Tensions dans l’œuvre cinématographique de Jean Rouch entre représentation visionnaire d’une Afrique en mutation et restitution de l’imaginaire d’une Afrique traditionnelle [Tensions in the cinematographic opus of Jean Rouch between the visionary perspectives of Africa undergoing modernization and the crafted imagery of traditional Africa] Article - 2017

Catherine Papanicolaou

1895 - revue de l’Association française de recherche sur l’histoire du cinéma, 2017, pp. 78-97. ISSN 0769-0959. 〈http//www.afrhc.fr〉

Jean Rouch a réalisé en Afrique de l’Ouest des films ethnographiques innovants et importants, principalement de la fin des années 1940 aux années 1970. Il existe un contraste évident – à la fois dans le sujet et dans le style – entre ses films sur une certaine jeunesse africaine dans la période précédant les indépendances et ses films plus traditionnellement ethnographiques dans le sillage de Griaule, plus intéressés par le « primitif » des sociétés traditionnelles comme par « la vérité profonde » présumée inscrite dans la cosmologie dogon. Ce dualisme qui reflète les transformations en cours de la discipline est une source de tension dans son corpus filmique. Dans les pas de Leiris et de Balandier, l’ethnologie française de l’après-guerre appréhendait en effet les changements rapides que l’Afrique connaissait et essayait de reconfigurer en conséquence ses propres fondations théoriques. Rouch s’est peut-être retrouvé en conflit avec ce nouveau paradigme au moment de filmer chez les Dogon, mais dans le même temps il montait des films qui donnaient des voix et une identité à ses personnages, dans une anticipation des « regards croisés » que revendique une certaine critique post moderne. Dans les films qui se rapportent aux mouvements de sociétés, Rouch mêlait comme il lui convenait la fiction aux thèmes fondamentaux : la décolonisation, la modernisation, la politique, la sociologie des migrations de populations des zones rurales vers les villes. Les travaux de Balandier, notamment sa Sociologie des Brazzavilles noires, et les Maitres fous, Moi un noir et Jaguar, entraient donc en résonance en offrant une approche plus dynamique de la culture africaine. Toutefois, la dichotomie repérable dans l’œuvre de Rouch, entre ses sujets traditionnels et ses sujets modernes, n’est pas une bizarrerie, mais une marque de fabrique qui reflète la singularité de son itinéraire inscrit dans un moment de reconfiguration de l’ethnologie française, et constitue une source de tension dans son œuvre qui ne peut qu’inviter à poursuivre et à approfondir sa contextualisation historique.

Jean Rouch made important, innovative ethnographic films in West Africa from the late 1940s to the 1970s.

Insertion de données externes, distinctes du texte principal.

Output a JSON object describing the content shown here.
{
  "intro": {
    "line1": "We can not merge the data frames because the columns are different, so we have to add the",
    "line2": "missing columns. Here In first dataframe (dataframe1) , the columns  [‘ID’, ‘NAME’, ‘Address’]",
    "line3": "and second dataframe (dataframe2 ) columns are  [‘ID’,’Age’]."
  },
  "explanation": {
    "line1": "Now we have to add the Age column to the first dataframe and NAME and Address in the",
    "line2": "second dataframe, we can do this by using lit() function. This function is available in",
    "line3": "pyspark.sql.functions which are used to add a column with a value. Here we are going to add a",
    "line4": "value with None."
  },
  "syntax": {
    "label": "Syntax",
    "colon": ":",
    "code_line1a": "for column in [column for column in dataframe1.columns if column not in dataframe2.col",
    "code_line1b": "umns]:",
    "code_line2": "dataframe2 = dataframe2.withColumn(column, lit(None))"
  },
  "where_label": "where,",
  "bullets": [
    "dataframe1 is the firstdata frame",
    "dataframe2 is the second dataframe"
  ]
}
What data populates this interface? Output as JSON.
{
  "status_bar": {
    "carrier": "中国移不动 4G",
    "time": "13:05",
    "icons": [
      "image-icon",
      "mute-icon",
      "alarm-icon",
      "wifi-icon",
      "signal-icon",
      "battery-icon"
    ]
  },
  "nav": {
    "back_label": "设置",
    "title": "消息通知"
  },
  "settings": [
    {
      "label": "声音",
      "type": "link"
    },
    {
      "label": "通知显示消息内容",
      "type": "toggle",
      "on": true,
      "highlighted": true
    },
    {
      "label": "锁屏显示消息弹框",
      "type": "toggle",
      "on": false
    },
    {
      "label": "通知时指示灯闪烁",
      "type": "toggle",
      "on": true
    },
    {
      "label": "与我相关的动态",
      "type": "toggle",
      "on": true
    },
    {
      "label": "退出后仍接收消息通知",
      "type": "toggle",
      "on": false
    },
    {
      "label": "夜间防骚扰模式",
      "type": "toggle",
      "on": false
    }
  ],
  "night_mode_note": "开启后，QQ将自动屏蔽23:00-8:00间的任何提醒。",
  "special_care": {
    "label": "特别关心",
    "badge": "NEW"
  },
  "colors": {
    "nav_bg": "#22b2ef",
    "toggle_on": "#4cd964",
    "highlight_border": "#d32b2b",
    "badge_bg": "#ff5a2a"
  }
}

There is an evident contrast – in subject and style – between his films about young Africans in the years prior to national independence and the more traditional ethnographic films, in the wake of Griaule, largely focused on the “primitive” and on the “profound Truth” assumed to reside in the Dogon cosmogony. This dualism, which reflects the evolution underway in French ethnography, is a source of tension in Rouch’s corpus of film. In the footsteps of Leiris and Balandier, post-War French ethnography was, at that time, apprehending the rapid changes that Africa was experiencing and was attempting to reconfigure its own theoretical foundations. Rouch may have seemed to be at odds with this new paradigm when filming the Dogon, but at the same time he made films which gave voice and personal identity to their protagonists, foreseeing novel forms of intercultural reflections, akin to the concept of "regards croisés" that certain post-Modern analysts would later prone. In the films about societal shifts in Africa, Rouch mixed as it suited him fiction with the most vital subjects : de-colonialization, modernization, politics, the sociology of population migrations from rural to urban. The watershed work of Balandier, his Sociologie des Brazzavilles noires in particular, and those of Rouch, with les Maîtres fous, Moi, un noir and Jaguar, echoed each other, offering a dynamic approach to African culture. However, the tangible dichotomy in Rouch’s work, with respect to subjects traditional or modern, is not a quirk but rather a trademark reflecting Rouch’s unique itinerary, woven through a transformational period in French ethnology, representing a source of tension within his works, begging to be further explored and contextualized.